Hayır, niye tepki olsun. Bu HDP tarafından pompalanmak istenen bir fikirdi. Diyorum ya; seçmen bizden çok ama çok önde akıl olarak. Bana Karayazılı bir seçmen şunu söyledi; Kahvede biri buna benzer bir fikir yürütmek isterken başka biri kalkıp dedi ki “iyide 7 Haziran sonrası Selahattin Demirtaş dedi ki ‘bizim kırmızı çizgimiz yok MHP’de dahil biz herkesle koalisyon kurarız” bunu gören seçmenin ifadesi ile Selahattin bunu isteyip yaparım derken hükümet bunu yapınca mı olmadı. Bir kere Cumhur ittifakının başındaki Cumhurbaşkanının kim olduğunu bu vatandaş gayet iyi biliyor.
Seçime saatler kala son mesajın ne olur?
Bizim için üç seçmen kitlesi önemli.

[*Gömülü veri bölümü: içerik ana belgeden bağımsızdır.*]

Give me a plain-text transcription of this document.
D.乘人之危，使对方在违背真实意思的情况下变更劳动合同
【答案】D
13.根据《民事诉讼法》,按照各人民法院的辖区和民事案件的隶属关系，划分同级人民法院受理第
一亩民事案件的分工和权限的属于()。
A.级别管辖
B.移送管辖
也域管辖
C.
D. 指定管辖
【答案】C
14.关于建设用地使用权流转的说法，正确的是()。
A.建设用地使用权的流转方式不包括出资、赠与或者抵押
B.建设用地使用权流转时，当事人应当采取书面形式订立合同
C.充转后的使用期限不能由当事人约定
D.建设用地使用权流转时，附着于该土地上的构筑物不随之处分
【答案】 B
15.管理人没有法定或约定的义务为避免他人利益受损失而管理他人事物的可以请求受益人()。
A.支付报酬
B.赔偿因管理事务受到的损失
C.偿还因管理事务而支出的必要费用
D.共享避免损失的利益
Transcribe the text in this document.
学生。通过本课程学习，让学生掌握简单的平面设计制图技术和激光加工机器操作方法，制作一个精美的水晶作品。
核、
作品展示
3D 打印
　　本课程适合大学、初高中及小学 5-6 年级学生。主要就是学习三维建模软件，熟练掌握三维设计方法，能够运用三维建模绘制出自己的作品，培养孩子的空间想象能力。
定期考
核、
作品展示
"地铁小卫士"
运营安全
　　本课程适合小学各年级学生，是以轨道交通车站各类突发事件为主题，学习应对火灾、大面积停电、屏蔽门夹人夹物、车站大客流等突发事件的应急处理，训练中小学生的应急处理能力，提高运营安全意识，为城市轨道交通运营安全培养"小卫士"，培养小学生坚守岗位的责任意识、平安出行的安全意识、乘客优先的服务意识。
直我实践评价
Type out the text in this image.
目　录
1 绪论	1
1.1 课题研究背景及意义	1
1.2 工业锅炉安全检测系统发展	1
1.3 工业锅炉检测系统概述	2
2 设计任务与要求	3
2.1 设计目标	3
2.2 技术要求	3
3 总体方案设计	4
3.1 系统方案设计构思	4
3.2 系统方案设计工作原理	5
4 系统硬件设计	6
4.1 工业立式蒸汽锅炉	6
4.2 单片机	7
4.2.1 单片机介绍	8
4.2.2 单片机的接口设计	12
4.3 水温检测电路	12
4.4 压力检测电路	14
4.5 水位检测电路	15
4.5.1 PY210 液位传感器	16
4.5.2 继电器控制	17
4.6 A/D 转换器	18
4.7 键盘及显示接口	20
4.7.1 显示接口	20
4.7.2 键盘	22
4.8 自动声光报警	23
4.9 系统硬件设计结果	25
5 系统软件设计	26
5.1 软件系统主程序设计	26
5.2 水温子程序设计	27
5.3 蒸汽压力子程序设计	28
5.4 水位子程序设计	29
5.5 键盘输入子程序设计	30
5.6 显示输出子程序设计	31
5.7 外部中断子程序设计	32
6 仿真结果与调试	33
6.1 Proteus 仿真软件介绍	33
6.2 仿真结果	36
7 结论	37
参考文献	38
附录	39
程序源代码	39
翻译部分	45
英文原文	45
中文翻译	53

Hemcinsim olmaları nedeniyle kadınlar benim için önemli. Nasıl ki bir yuvayı dişi kuş yapıyorsa yarınların dizaynı ve toplumların inşasında kadınların güçlü hükümet, güçlü Meclisten yana olacaklarının biliyorum. Gençlerimiz bizim için önemli. Ben bundan 50 yıl sonrasını dizayn etmeye çalışıyorsam, bundan 20 sene sonrası için planlar ve programlar yapıyorsam bunu gençlerimiz için yapıyorum. Sahada görüyorum gençlerimiz güçlü hükümet, güçlü Meclis algısına çoktan alışmış. Aynı zamanda Başkanlık sistemini çok destekliyor. Çünkü hem iletişim teknolojilerine yatkınlıkları hem de Türkiye meselelerini iyi okumalarının yanı sıra Mecliste ve Hükümette kendilerine yönelik en somut en üretken elle tutulabilir, hayalci olmayan, pozitif, ayakları yere basan, umut veren projelerin AK Parti’nin yaptığını bildikleri içinde yine AK Parti’yi destekleyecekler.
Tarım ve çiftçilik yapan kesimimiz de şunu görüyor.60 yıllık bir hayal olan söylemez barajını gerçekleştiren bir iktidara ya da ölen ve doğan buzağıya destek veren bir iktidarın yine etkin olarak yanlarında olacağını biliyorlar. İş dünyası yine bizimle, ben 24 Haziran’da sandıktan Güçlü Hükümet, Güçlü Meclis iradesinin çıkacağını düşünüyorum. Erzurumlular Recep Tayyip Erdoğan liderliğinde güçlü Meclis ile yola devam diyecek.